Prophylactic considerations assume paramount importance in fashioning a remedy for deliberate and intentional violations of constitutional rights. Such deliberate undermining of constitutional rights must not be countenanced. The specific misconduct present in this case is particularly troublesome because only when the importunings of government agents are unsuccessful will the matter come to the attention of the courts, and there is, in turn, a grave danger that the courts themselves may become the instrumentality through which government agents may effectuate threats to defendants regarding the consequences of asserting constitutional rights.

It may be that the only way to prevent such offensive and deliberate manipulation of criminal defendants is to formulate a per se rule which would mandate the dismissal of an indictment in cases in which government agents intentionally attempt to subvert the attorney-client relationship and the defendant's right to a fair trial. In the case now before us, we find it unnecessary to adopt such a rule. The indictment itself is so inextricably interwoven with the misconduct which preceded it that the only appropriate remedy here is to dismiss the indictment. However, while we at this time adopt no rule of general applicability, *445 we wish to leave no doubt that such conduct will not be tolerated in our criminal justice system.

The judgment of the Superior Court is reversed, the finding of guilty is set aside, and an order is to be entered dismissing the indictment with prejudice.

So ordered.

NOTES

[1] An amicus brief, urging dismissal of the indictment, was filed in this court by counsel for the Civil Liberties Union of Massachusetts.

[2] We summarize the judge's findings, although we include his exact language in some parts, as indicated by quotes.

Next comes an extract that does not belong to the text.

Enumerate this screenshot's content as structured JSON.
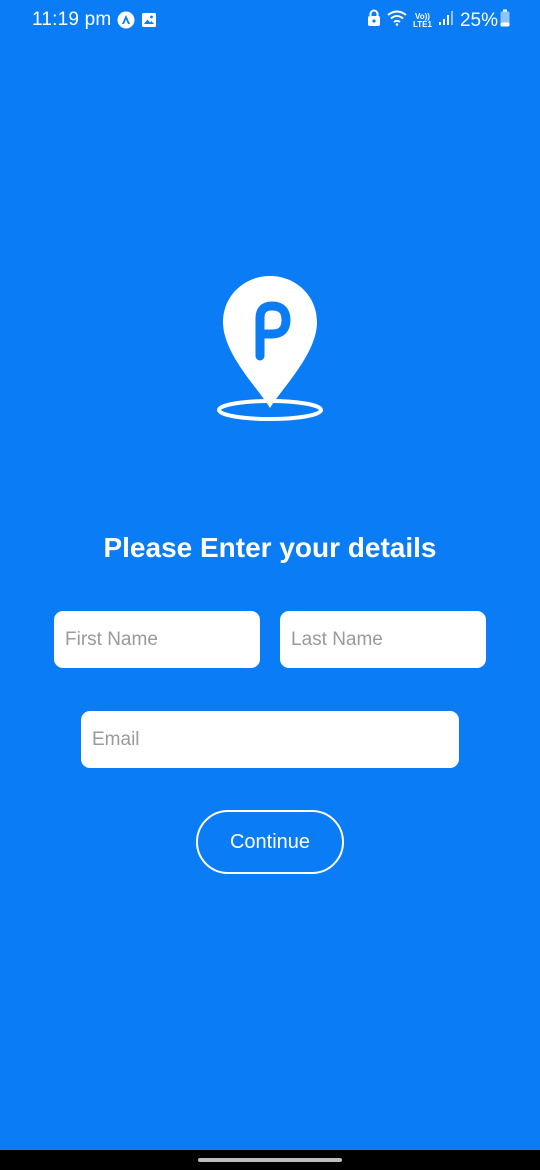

[3] "George" was never more fully identified and did not testify at the hearing on the motion to dismiss. The only testimony as to the substance of this conversation was that of the defendant Manning who testified that George told him that he had been in the office the previous day when Marchand telephoned Manning and had heard that conversation, "that Roger [Marchand] was offering [Manning] sound advice," that "[Manning] should listen to him and he would take care of [him]," and that Manning "should be aware of big name lawyers that are into making lots of money and a big name for themselves but not really doing too much good for their clients."

[4] The facts are in some respects similar to those in Commonwealth v. Thomas, 353 Mass. 429 (1967), wherein this court dismissed an indictment which had been obtained by the Commonwealth while District Court proceedings were nearing dismissal of a complaint asserting the same criminal conduct of the defendant. Manning does not argue this ground. In view of the result we reach, we need not consider whether the indictments should be dismissed on the ground that the Federal officer (who was the prime mover in procuring the indictment) had acted for the purpose of evading the possible dismissal of the complaint by order of the District Court judge.

[5] The Appeals Court correctly concluded that the fact that the officers were Federal and not State agents was not material. Marchand was the arresting officer, the sole prosecution witness, and, as indicated by the findings of the Superior Court judge, the prime mover behind the direct indictment and, as such, must be considered part of the prosecution team. While it might be argued that it is unfair to the Commonwealth to dismiss a State indictment because of the misconduct of Federal agents, it is obvious from the record here that Marchand was not only a member of the prosecution team but also a major force in the conduct of the prosecution. We think that, if the Commonwealth chooses to allow Federal agents to influence the conduct of State prosecutions, it must bear any consequences flowing from the misconduct of those agents.

[6] Such conduct on the part of the agents arguably amounted to their attempting to plea bargain with the defendant behind the back of counsel. Such a practice has also been held to be a denial of the right to counsel. See, e.g., Gallarelli v. United States, 441 F.2d 1402 (3d Cir.1971); Shupe v. Sigler, 230 F. Supp. 601 (D. Neb. 1964); Anderson v. North Carolina, 221 F. Supp. 930, 935 (W.D.N.C. 1963).